You couldn’t think of a more appropriate time for mounting a retrospective of Leon Golub (1922-2004). What with the recent reports of CIA torture, and the brutalities of America’s increasingly militarised police forces, the late US painter’s angry, politically-charged work suddenly feels incredibly urgent again – particularly his most iconic and malevolent paintings, the ‘Interrogation’ and ‘Mercenaries’ series from the ’80s. Although their original context was different (Golub was mainly addressing the USA’s involvement in Latin America), his pieces from this period radiate a kind of pure, untrammelled savagery, depicting a world where injustice and inhumanity go hand-in-hand with power and authority. Sound familiar?

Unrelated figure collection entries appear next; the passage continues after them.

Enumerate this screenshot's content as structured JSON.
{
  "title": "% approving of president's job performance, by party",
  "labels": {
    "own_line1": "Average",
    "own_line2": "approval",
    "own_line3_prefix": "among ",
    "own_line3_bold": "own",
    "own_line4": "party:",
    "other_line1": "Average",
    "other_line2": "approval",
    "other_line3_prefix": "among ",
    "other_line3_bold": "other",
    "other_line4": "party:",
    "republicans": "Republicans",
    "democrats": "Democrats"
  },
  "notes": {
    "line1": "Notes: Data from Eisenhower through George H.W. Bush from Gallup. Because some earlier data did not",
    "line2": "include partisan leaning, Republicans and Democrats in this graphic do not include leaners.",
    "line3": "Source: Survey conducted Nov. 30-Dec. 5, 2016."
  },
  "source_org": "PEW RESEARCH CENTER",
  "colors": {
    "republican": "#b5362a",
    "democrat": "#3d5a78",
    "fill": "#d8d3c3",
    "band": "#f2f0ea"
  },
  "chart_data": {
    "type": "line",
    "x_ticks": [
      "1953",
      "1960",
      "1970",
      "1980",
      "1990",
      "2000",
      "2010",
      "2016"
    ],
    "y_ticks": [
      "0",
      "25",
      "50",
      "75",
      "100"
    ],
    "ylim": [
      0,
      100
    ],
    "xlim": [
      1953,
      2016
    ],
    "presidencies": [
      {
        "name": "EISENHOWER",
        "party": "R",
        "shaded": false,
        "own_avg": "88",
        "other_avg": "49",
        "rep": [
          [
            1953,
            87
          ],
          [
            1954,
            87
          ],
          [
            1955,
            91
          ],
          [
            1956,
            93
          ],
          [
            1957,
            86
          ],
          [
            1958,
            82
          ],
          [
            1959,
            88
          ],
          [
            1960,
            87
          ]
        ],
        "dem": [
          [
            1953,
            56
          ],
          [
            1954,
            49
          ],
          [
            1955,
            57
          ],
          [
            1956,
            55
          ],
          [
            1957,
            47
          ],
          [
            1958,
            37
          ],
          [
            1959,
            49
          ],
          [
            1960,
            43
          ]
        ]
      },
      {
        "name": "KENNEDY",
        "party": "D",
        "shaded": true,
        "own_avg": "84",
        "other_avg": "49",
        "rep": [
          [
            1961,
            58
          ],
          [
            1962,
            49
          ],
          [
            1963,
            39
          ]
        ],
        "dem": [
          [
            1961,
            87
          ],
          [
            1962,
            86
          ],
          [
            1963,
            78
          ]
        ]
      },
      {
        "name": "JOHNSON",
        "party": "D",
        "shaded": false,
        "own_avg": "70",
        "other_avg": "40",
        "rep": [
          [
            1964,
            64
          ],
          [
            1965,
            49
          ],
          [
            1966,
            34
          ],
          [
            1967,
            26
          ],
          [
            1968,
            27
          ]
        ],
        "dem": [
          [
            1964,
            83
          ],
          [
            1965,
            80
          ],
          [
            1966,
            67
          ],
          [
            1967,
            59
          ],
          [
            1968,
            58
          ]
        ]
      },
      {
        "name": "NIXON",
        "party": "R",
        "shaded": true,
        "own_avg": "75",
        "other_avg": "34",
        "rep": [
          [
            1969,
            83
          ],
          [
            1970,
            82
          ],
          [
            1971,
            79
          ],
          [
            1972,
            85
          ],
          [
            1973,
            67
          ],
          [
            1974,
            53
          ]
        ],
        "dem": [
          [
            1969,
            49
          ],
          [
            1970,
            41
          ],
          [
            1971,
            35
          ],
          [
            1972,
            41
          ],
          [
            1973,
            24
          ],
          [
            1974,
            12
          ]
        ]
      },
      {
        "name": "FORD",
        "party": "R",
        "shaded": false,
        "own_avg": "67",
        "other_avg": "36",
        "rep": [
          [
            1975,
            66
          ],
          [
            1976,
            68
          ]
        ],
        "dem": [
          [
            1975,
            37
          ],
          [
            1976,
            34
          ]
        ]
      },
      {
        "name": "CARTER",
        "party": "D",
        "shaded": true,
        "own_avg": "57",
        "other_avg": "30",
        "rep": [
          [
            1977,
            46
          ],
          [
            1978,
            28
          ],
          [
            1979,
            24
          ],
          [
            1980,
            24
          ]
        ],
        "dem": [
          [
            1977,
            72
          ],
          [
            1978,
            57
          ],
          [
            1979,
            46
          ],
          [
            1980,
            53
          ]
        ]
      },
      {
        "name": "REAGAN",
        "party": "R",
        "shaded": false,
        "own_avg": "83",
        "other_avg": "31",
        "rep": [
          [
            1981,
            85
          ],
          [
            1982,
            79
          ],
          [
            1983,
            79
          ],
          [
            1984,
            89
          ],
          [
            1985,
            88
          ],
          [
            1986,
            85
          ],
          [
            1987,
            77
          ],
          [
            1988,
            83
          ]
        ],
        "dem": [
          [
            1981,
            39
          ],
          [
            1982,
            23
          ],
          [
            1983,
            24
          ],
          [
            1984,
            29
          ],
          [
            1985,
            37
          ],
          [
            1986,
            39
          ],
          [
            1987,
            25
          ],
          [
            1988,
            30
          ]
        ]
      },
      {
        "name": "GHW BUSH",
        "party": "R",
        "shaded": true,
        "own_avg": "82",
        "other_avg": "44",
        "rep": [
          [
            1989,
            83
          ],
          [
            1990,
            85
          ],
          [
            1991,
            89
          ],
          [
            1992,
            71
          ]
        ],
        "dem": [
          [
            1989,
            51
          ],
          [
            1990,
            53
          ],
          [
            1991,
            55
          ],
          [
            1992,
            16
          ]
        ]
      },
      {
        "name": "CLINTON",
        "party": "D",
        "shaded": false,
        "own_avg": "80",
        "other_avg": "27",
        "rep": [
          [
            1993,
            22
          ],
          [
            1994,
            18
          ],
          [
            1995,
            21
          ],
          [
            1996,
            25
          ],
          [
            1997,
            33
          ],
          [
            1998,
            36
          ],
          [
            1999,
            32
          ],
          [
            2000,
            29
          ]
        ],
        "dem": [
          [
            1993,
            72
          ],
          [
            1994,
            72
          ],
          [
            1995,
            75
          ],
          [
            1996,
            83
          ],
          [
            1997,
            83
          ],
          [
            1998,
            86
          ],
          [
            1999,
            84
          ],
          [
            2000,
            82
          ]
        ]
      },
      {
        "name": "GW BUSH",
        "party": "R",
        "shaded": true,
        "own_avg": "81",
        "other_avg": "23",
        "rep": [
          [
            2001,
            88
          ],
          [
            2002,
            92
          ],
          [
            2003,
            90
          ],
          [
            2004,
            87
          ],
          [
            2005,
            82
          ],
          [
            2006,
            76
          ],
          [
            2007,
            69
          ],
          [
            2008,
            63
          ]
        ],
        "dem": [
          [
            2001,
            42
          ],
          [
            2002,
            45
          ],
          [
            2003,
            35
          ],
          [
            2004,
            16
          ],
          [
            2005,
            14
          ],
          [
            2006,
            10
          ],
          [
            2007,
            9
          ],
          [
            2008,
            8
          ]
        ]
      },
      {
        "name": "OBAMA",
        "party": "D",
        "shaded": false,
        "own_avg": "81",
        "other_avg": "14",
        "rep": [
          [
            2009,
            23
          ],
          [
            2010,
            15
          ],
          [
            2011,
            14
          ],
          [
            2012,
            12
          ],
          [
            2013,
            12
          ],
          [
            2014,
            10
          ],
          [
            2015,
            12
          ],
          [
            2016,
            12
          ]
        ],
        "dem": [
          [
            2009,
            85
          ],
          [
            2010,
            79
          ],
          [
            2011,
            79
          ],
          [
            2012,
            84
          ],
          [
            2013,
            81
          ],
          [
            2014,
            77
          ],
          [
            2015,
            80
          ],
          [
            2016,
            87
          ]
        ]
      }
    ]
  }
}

Indeed, part of what makes these enormous canvases so powerful is the way they directly implicate you, the viewer. With their intense red backgrounds, they bear down on you like a kind of threat, as a uniformed police chief menacingly points towards you, or a covert operative turns to glare at you while stuffing a body into a car boot. You feel intimidated and terrorised. Yet at the same time, by simply gazing at these atrocities, for living in a world where such things occur, you also feel complicit – particularly when confronted with Golub’s horrific depiction of torture.
The rest of the exhibition focuses on earlier and later periods. Works from the ’50s and ’60s show Golub developing his dense, heavily worked style, the slathered and scraped surfaces appearing marbled, molten, inherently violent. Early titles – ‘Poised Sphinx’, ‘Colossal Torso’ – indicate archetypal themes he initially explored, before Vietnam redirected his energies. What’s most interesting about his paintings from the ’90s is the way they fuse these two strands, combining social commentary with a return to mythological themes. The different scenes – pornographic fragments, advertising slogans, the man-god Prometheus being savaged by an eagle – jostle darkly together, creating the sense of a world perpetually mired in brutality.